The debate over the safety of home birth continues to rage. In October, the American Journal of Obstetrics and Gynecology published a paper that concluded babies born at home were roughly ten times as likely to be stillborn and four times as likely to have neonatal seizures or other neurological problems than babies born in hospital.
The report’s authors said the gap could be even greater, given that problem deliveries reported in hospitals may have begun at home.
Canadian midwifery groups challenged the U.S. report, noting it was based on birth certificates that didn’t account for such key variables as whether a home birth was planned or not.
Meanwhile, other troubling trends have emerged. Only about 11 per cent of family doctors in Canada attend births – but those family doctors deliver 30 per cent of the babies, meaning fewer doctors are carrying a heavier load.
At the same time, the average age of obstetricians in Canada is creeping toward 60, signalling a potential shortage as some of those practitioners – who currently deliver most of the babies – retire.
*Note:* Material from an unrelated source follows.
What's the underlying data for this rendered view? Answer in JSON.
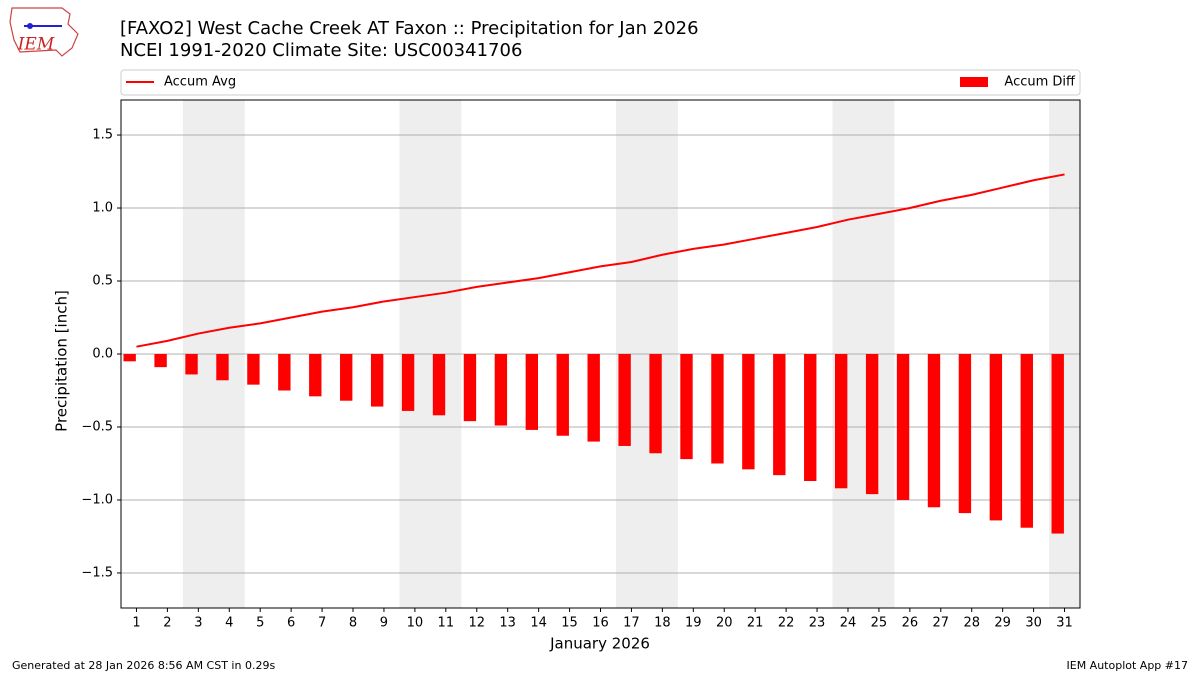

Also, 26 per cent of births in Canada are cesarean sections – an increase of nearly 45 per cent since 1998 and above the World Health Organization’s recommended rate of between 10 and 15 per cent. Births attended by midwives, including home births, are associated with lower cesarean section rates.
To Dr. Klein, who teaches at UBC’s School of Midwifery, those trends point to the need to turn the current system on its ear – by putting midwives and family doctors in the fore when it comes to normal pregnancies. Such a system, he says, could reduce the number of cesarean sections, save money and provide better training opportunities for young medical students, who currently may only encounter childbirth as an emergency requiring medical intervention.
For Ms. Brillon, the benefits of home birth and midwifery are not abstract but tangible: a healthy baby, a birth that went exactly as she’d hoped, and a conviction that more women could have their babies at home if they had adequate support and education.
“I would like women to just have more trust in their bodies …. in this society, we are told there is something wrong with us. And sometimes there is. But for normal, low-risk women, they shouldn’t feel like their body is not going to work.”